Bridging Stochastic Control and Deep Hedging: Structural Priors for No-Transaction Band Networks
Jules Arzel, Noureddine Lehdili

TL;DR
This paper integrates stochastic control and deep learning to improve hedging strategies for European call options under transaction costs, introducing structural priors for better convergence and generalization.
Contribution
It proposes two deep hedging architectures that incorporate stochastic control insights, enhancing convergence speed and accuracy in modeling no-transaction bands.
Findings
WW-NTBN converges faster than previous methods.
The models closely match stochastic control no-transaction bands.

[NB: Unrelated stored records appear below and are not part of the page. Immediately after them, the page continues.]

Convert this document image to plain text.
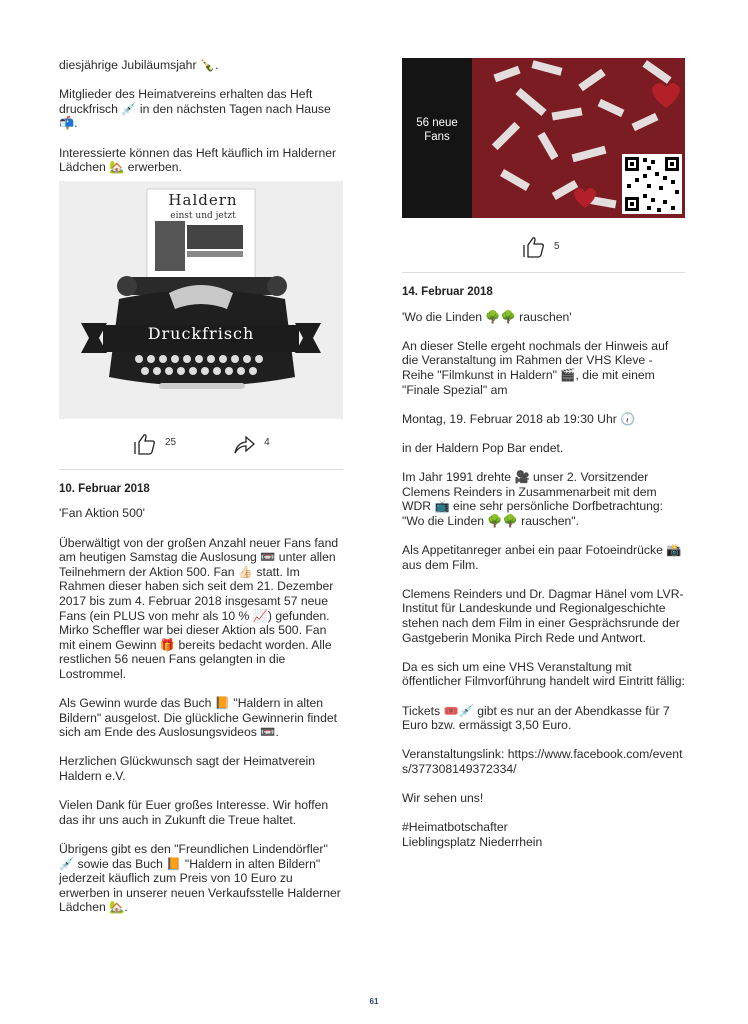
diesjährige Jubiläumsjahr 🍾.

Mitglieder des Heimatvereins erhalten das Heft druckfrisch 💉 in den nächsten Tagen nach Hause 📬.

Interessierte können das Heft käuflich im Halderner Lädchen 🏡 erwerben.

Haldern
einst und jetzt
Druckfrisch
25	4

10. Februar 2018

'Fan Aktion 500'

Überwältigt von der großen Anzahl neuer Fans fand am heutigen Samstag die Auslosung 📼 unter allen Teilnehmern der Aktion 500. Fan 👍🏻 statt. Im Rahmen dieser haben sich seit dem 21. Dezember 2017 bis zum 4. Februar 2018 insgesamt 57 neue Fans (ein PLUS von mehr als 10 % 📈) gefunden. Mirko Scheffler war bei dieser Aktion als 500. Fan mit einem Gewinn 🎁 bereits bedacht worden. Alle restlichen 56 neuen Fans gelangten in die Lostrommel.

Als Gewinn wurde das Buch 📙 "Haldern in alten Bildern" ausgelost. Die glückliche Gewinnerin findet sich am Ende des Auslosungsvideos 📼.

Herzlichen Glückwunsch sagt der Heimatverein Haldern e.V.

Vielen Dank für Euer großes Interesse. Wir hoffen das ihr uns auch in Zukunft die Treue haltet.

Übrigens gibt es den "Freundlichen Lindendörfler" 💉 sowie das Buch 📙 "Haldern in alten Bildern" jederzeit käuflich zum Preis von 10 Euro zu erwerben in unserer neuen Verkaufsstelle Halderner Lädchen 🏡.

56 neue
Fans
5

14. Februar 2018

'Wo die Linden 🌳🌳 rauschen'

An dieser Stelle ergeht nochmals der Hinweis auf die Veranstaltung im Rahmen der VHS Kleve - Reihe "Filmkunst in Haldern" 🎬, die mit einem "Finale Spezial" am

Montag, 19. Februar 2018 ab 19:30 Uhr 🕡

in der Haldern Pop Bar endet.

Im Jahr 1991 drehte 🎥 unser 2. Vorsitzender Clemens Reinders in Zusammenarbeit mit dem WDR 📺 eine sehr persönliche Dorfbetrachtung: "Wo die Linden 🌳🌳 rauschen".

Als Appetitanreger anbei ein paar Fotoeindrücke 📸 aus dem Film.

Clemens Reinders und Dr. Dagmar Hänel vom LVR-Institut für Landeskunde und Regionalgeschichte stehen nach dem Film in einer Gesprächsrunde der Gastgeberin Monika Pirch Rede und Antwort.

Da es sich um eine VHS Veranstaltung mit öffentlicher Filmvorführung handelt wird Eintritt fällig:

Tickets 🎟️💉 gibt es nur an der Abendkasse für 7 Euro bzw. ermässigt 3,50 Euro.

Veranstaltungslink: https://www.facebook.com/events/377308149372334/

Wir sehen uns!

#Heimatbotschafter
Lieblingsplatz Niederrhein

61
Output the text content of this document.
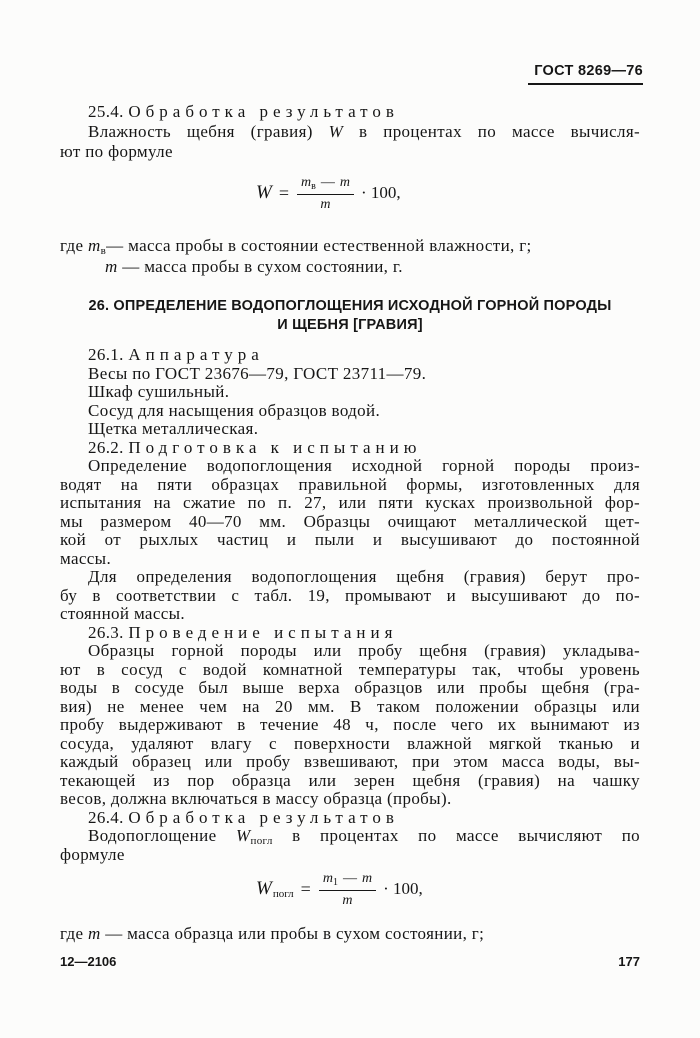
ГОСТ 8269—76
25.4. Обработка результатов
Влажность щебня (гравия) W в процентах по массе вычисля-
ют по формуле
$W = \frac{m_в — m}{m} \cdot 100$,
где mв— масса пробы в состоянии естественной влажности, г;
m — масса пробы в сухом состоянии, г.
26. ОПРЕДЕЛЕНИЕ ВОДОПОГЛОЩЕНИЯ ИСХОДНОЙ ГОРНОЙ ПОРОДЫ
И ЩЕБНЯ [ГРАВИЯ]
26.1. Аппаратура
Весы по ГОСТ 23676—79, ГОСТ 23711—79.
Шкаф сушильный.
Сосуд для насыщения образцов водой.
Щетка металлическая.
26.2. Подготовка к испытанию
Определение водопоглощения исходной горной породы произ-
водят на пяти образцах правильной формы, изготовленных для
испытания на сжатие по п. 27, или пяти кусках произвольной фор-
мы размером 40—70 мм. Образцы очищают металлической щет-
кой от рыхлых частиц и пыли и высушивают до постоянной
массы.
Для определения водопоглощения щебня (гравия) берут про-
бу в соответствии с табл. 19, промывают и высушивают до по-
стоянной массы.
26.3. Проведение испытания
Образцы горной породы или пробу щебня (гравия) укладыва-
ют в сосуд с водой комнатной температуры так, чтобы уровень
воды в сосуде был выше верха образцов или пробы щебня (гра-
вия) не менее чем на 20 мм. В таком положении образцы или
пробу выдерживают в течение 48 ч, после чего их вынимают из
сосуда, удаляют влагу с поверхности влажной мягкой тканью и
каждый образец или пробу взвешивают, при этом масса воды, вы-
текающей из пор образца или зерен щебня (гравия) на чашку
весов, должна включаться в массу образца (пробы).
26.4. Обработка результатов
Водопоглощение Wпогл в процентах по массе вычисляют по
формуле
W погл = $\frac{m_1 — m}{m} \cdot 100$,
где m — масса образца или пробы в сухом состоянии, г;
12—2106	177
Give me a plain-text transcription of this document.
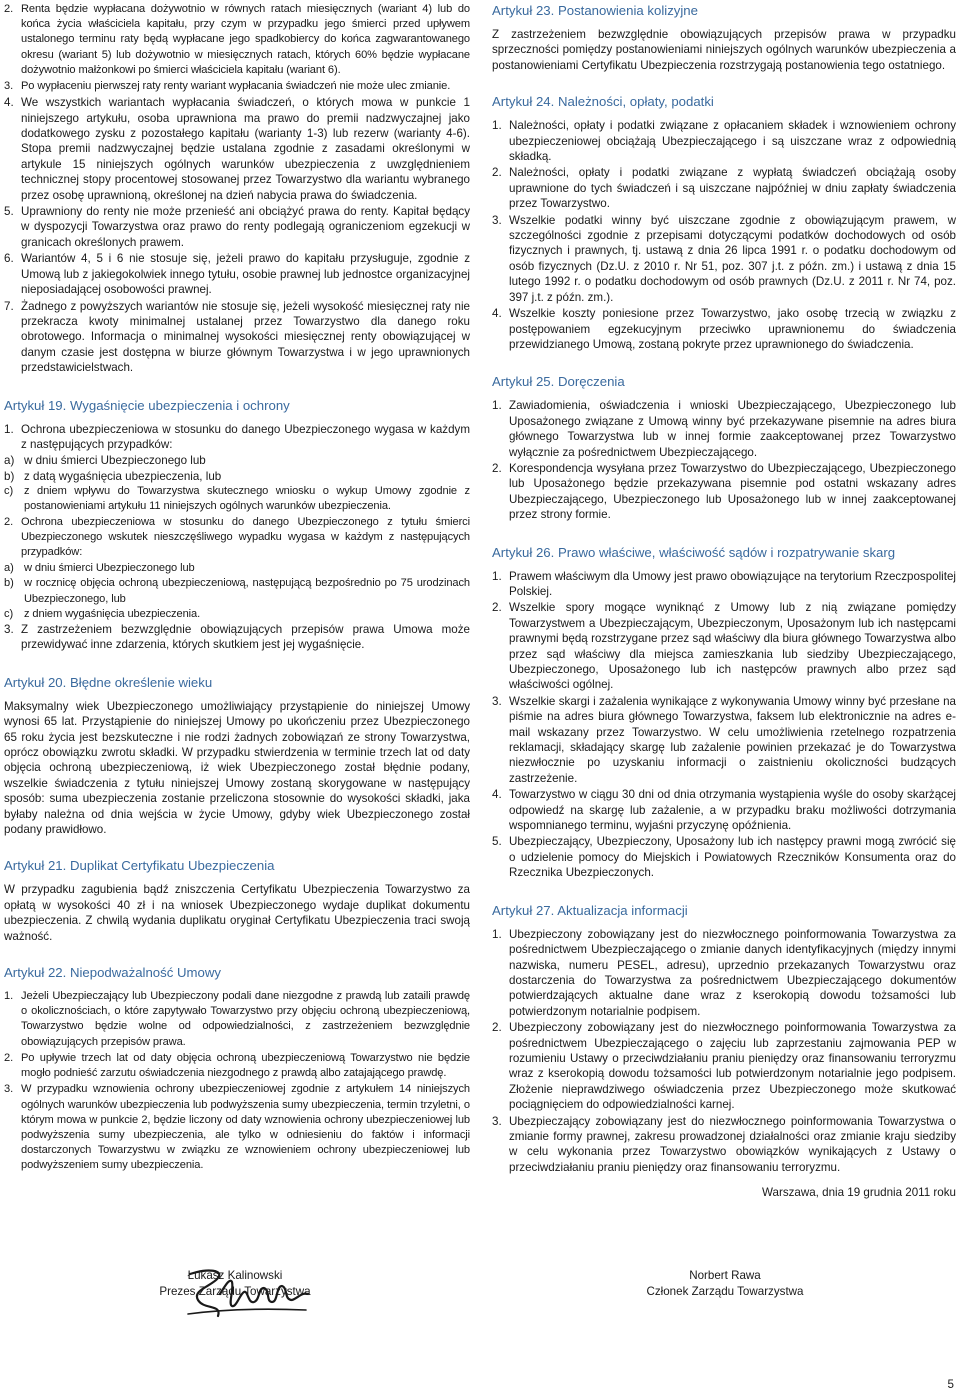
2. Renta będzie wypłacana dożywotnio w równych ratach miesięcznych (wariant 4) lub do końca życia właściciela kapitału, przy czym w przypadku jego śmierci przed upływem ustalonego terminu raty będą wypłacane jego spadkobiercy do końca zagwarantowanego okresu (wariant 5) lub dożywotnio w miesięcznych ratach, których 60% będzie wypłacane dożywotnio małżonkowi po śmierci właściciela kapitału (wariant 6).
3. Po wypłaceniu pierwszej raty renty wariant wypłacania świadczeń nie może ulec zmianie.
4. We wszystkich wariantach wypłacania świadczeń, o których mowa w punkcie 1 niniejszego artykułu, osoba uprawniona ma prawo do premii nadzwyczajnej jako dodatkowego zysku z pozostałego kapitału (warianty 1-3) lub rezerw (warianty 4-6). Stopa premii nadzwyczajnej będzie ustalana zgodnie z zasadami określonymi w artykule 15 niniejszych ogólnych warunków ubezpieczenia z uwzględnieniem technicznej stopy procentowej stosowanej przez Towarzystwo dla wariantu wybranego przez osobę uprawnioną, określonej na dzień nabycia prawa do świadczenia.
5. Uprawniony do renty nie może przenieść ani obciążyć prawa do renty. Kapitał będący w dyspozycji Towarzystwa oraz prawo do renty podlegają ograniczeniom egzekucji w granicach określonych prawem.
6. Wariantów 4, 5 i 6 nie stosuje się, jeżeli prawo do kapitału przysługuje, zgodnie z Umową lub z jakiegokolwiek innego tytułu, osobie prawnej lub jednostce organizacyjnej nieposiadającej osobowości prawnej.
7. Żadnego z powyższych wariantów nie stosuje się, jeżeli wysokość miesięcznej raty nie przekracza kwoty minimalnej ustalanej przez Towarzystwo dla danego roku obrotowego. Informacja o minimalnej wysokości miesięcznej renty obowiązującej w danym czasie jest dostępna w biurze głównym Towarzystwa i w jego uprawnionych przedstawicielstwach.
Artykuł 19. Wygaśnięcie ubezpieczenia i ochrony
1. Ochrona ubezpieczeniowa w stosunku do danego Ubezpieczonego wygasa w każdym z następujących przypadków:
a) w dniu śmierci Ubezpieczonego lub
b) z datą wygaśnięcia ubezpieczenia, lub
c) z dniem wpływu do Towarzystwa skutecznego wniosku o wykup Umowy zgodnie z postanowieniami artykułu 11 niniejszych ogólnych warunków ubezpieczenia.
2. Ochrona ubezpieczeniowa w stosunku do danego Ubezpieczonego z tytułu śmierci Ubezpieczonego wskutek nieszczęśliwego wypadku wygasa w każdym z następujących przypadków:
a) w dniu śmierci Ubezpieczonego lub
b) w rocznicę objęcia ochroną ubezpieczeniową, następującą bezpośrednio po 75 urodzinach Ubezpieczonego, lub
c) z dniem wygaśnięcia ubezpieczenia.
3. Z zastrzeżeniem bezwzględnie obowiązujących przepisów prawa Umowa może przewidywać inne zdarzenia, których skutkiem jest jej wygaśnięcie.
Artykuł 20. Błędne określenie wieku

Maksymalny wiek Ubezpieczonego umożliwiający przystąpienie do niniejszej Umowy wynosi 65 lat. Przystąpienie do niniejszej Umowy po ukończeniu przez Ubezpieczonego 65 roku życia jest bezskuteczne i nie rodzi żadnych zobowiązań ze strony Towarzystwa, oprócz obowiązku zwrotu składki. W przypadku stwierdzenia w terminie trzech lat od daty objęcia ochroną ubezpieczeniową, iż wiek Ubezpieczonego został błędnie podany, wszelkie świadczenia z tytułu niniejszej Umowy zostaną skorygowane w następujący sposób: suma ubezpieczenia zostanie przeliczona stosownie do wysokości składki, jaka byłaby należna od dnia wejścia w życie Umowy, gdyby wiek Ubezpieczonego został podany prawidłowo.

Artykuł 21. Duplikat Certyfikatu Ubezpieczenia

W przypadku zagubienia bądź zniszczenia Certyfikatu Ubezpieczenia Towarzystwo za opłatą w wysokości 40 zł i na wniosek Ubezpieczonego wydaje duplikat dokumentu ubezpieczenia. Z chwilą wydania duplikatu oryginał Certyfikatu Ubezpieczenia traci swoją ważność.

Artykuł 22. Niepodważalność Umowy
1. Jeżeli Ubezpieczający lub Ubezpieczony podali dane niezgodne z prawdą lub zatаili prawdę o okolicznościach, o które zapytywało Towarzystwo przy objęciu ochroną ubezpieczeniową, Towarzystwo będzie wolne od odpowiedzialności, z zastrzeżeniem bezwzględnie obowiązujących przepisów prawa.
2. Po upływie trzech lat od daty objęcia ochroną ubezpieczeniową Towarzystwo nie będzie mogło podnieść zarzutu oświadczenia niezgodnego z prawdą albo zatajającego prawdę.
3. W przypadku wznowienia ochrony ubezpieczeniowej zgodnie z artykułem 14 niniejszych ogólnych warunków ubezpieczenia lub podwyższenia sumy ubezpieczenia, termin trzyletni, o którym mowa w punkcie 2, będzie liczony od daty wznowienia ochrony ubezpieczeniowej lub podwyższenia sumy ubezpieczenia, ale tylko w odniesieniu do faktów i informacji dostarczonych Towarzystwu w związku ze wznowieniem ochrony ubezpieczeniowej lub podwyższeniem sumy ubezpieczenia.
Artykuł 23. Postanowienia kolizyjne

Z zastrzeżeniem bezwzględnie obowiązujących przepisów prawa w przypadku sprzeczności pomiędzy postanowieniami niniejszych ogólnych warunków ubezpieczenia a postanowieniami Certyfikatu Ubezpieczenia rozstrzygają postanowienia tego ostatniego.

Artykuł 24. Należności, opłaty, podatki
1. Należności, opłaty i podatki związane z opłacaniem składek i wznowieniem ochrony ubezpieczeniowej obciążają Ubezpieczającego i są uiszczane wraz z odpowiednią składką.
2. Należności, opłaty i podatki związane z wypłatą świadczeń obciążają osoby uprawnione do tych świadczeń i są uiszczane najpóźniej w dniu zapłaty świadczenia przez Towarzystwo.
3. Wszelkie podatki winny być uiszczane zgodnie z obowiązującym prawem, w szczególności zgodnie z przepisami dotyczącymi podatków dochodowych od osób fizycznych i prawnych, tj. ustawą z dnia 26 lipca 1991 r. o podatku dochodowym od osób fizycznych (Dz.U. z 2010 r. Nr 51, poz. 307 j.t. z późn. zm.) i ustawą z dnia 15 lutego 1992 r. o podatku dochodowym od osób prawnych (Dz.U. z 2011 r. Nr 74, poz. 397 j.t. z późn. zm.).
4. Wszelkie koszty poniesione przez Towarzystwo, jako osobę trzecią w związku z postępowaniem egzekucyjnym przeciwko uprawnionemu do świadczenia przewidzianego Umową, zostaną pokryte przez uprawnionego do świadczenia.
Artykuł 25. Doręczenia
1. Zawiadomienia, oświadczenia i wnioski Ubezpieczającego, Ubezpieczonego lub Uposażonego związane z Umową winny być przekazywane pisemnie na adres biura głównego Towarzystwa lub w innej formie zaakceptowanej przez Towarzystwo wyłącznie za pośrednictwem Ubezpieczającego.
2. Korespondencja wysyłana przez Towarzystwo do Ubezpieczającego, Ubezpieczonego lub Uposażonego będzie przekazywana pisemnie pod ostatni wskazany adres Ubezpieczającego, Ubezpieczonego lub Uposażonego lub w innej zaakceptowanej przez strony formie.
Artykuł 26. Prawo właściwe, właściwość sądów i rozpatrywanie skarg
1. Prawem właściwym dla Umowy jest prawo obowiązujące na terytorium Rzeczpospolitej Polskiej.
2. Wszelkie spory mogące wyniknąć z Umowy lub z nią związane pomiędzy Towarzystwem a Ubezpieczającym, Ubezpieczonym, Uposażonym lub ich następcami prawnymi będą rozstrzygane przez sąd właściwy dla biura głównego Towarzystwa albo przez sąd właściwy dla miejsca zamieszkania lub siedziby Ubezpieczającego, Ubezpieczonego, Uposażonego lub ich następców prawnych albo przez sąd właściwości ogólnej.
3. Wszelkie skargi i zażalenia wynikające z wykonywania Umowy winny być przesłane na piśmie na adres biura głównego Towarzystwa, faksem lub elektronicznie na adres e-mail wskazany przez Towarzystwo. W celu umożliwienia rzetelnego rozpatrzenia reklamacji, składający skargę lub zażalenie powinien przekazać je do Towarzystwa niezwłocznie po uzyskaniu informacji o zaistnieniu okoliczności budzących zastrzeżenie.
4. Towarzystwo w ciągu 30 dni od dnia otrzymania wystąpienia wyśle do osoby skarżącej odpowiedź na skargę lub zażalenie, a w przypadku braku możliwości dotrzymania wspomnianego terminu, wyjaśni przyczynę opóźnienia.
5. Ubezpieczający, Ubezpieczony, Uposażony lub ich następcy prawni mogą zwrócić się o udzielenie pomocy do Miejskich i Powiatowych Rzeczników Konsumenta oraz do Rzecznika Ubezpieczonych.
Artykuł 27. Aktualizacja informacji
1. Ubezpieczony zobowiązany jest do niezwłocznego poinformowania Towarzystwa za pośrednictwem Ubezpieczającego o zmianie danych identyfikacyjnych (między innymi nazwiska, numeru PESEL, adresu), uprzednio przekazanych Towarzystwu oraz dostarczenia do Towarzystwa za pośrednictwem Ubezpieczającego dokumentów potwierdzających aktualne dane wraz z kserokopią dowodu tożsamości lub potwierdzonym notarialnie podpisem.
2. Ubezpieczony zobowiązany jest do niezwłocznego poinformowania Towarzystwa za pośrednictwem Ubezpieczającego o zajęciu lub zaprzestaniu zajmowania PEP w rozumieniu Ustawy o przeciwdziałaniu praniu pieniędzy oraz finansowaniu terroryzmu wraz z kserokopią dowodu tożsamości lub potwierdzonym notarialnie jego podpisem. Złożenie nieprawdziwego oświadczenia przez Ubezpieczonego może skutkować pociągnięciem do odpowiedzialności karnej.
3. Ubezpieczający zobowiązany jest do niezwłocznego poinformowania Towarzystwa o zmianie formy prawnej, zakresu prowadzonej działalności oraz zmianie kraju siedziby w celu wykonania przez Towarzystwo obowiązków wynikających z Ustawy o przeciwdziałaniu praniu pieniędzy oraz finansowaniu terroryzmu.
Warszawa, dnia 19 grudnia 2011 roku
Łukasz Kalinowski
Prezes Zarządu Towarzystwa
Norbert Rawa
Członek Zarządu Towarzystwa
5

Both frameworks reveal non-linearity in option prices under transaction costs.
Abstract
This paper studies the problem of hedging and pricing a European call option under proportional transaction costs, from two complementary perspectives. We first derive the optimal hedging strategy under CARA utility, following the stochastic control framework of Davis et al. (1993), characterising the no-transaction band via the Hamilton-Jacobi-Bellman Quasi-Variational Inequality (HJBQVI) and the Whalley-Wilmott asymptotic approximation. We then adopt a deep hedging approach, proposing two architectures that build on the No-Transaction Band Network of Imaki et al. (2023): NTBN-Delta, which makes delta-centring explicit, and WW-NTBN, which incorporates the Whalley-Wilmott formula as a structural prior on the bandwidth and replaces the hard clamp with a differentiable soft clamp. Numerical experiments show that WW-NTBN converges faster, matches the stochastic control no-transaction bands…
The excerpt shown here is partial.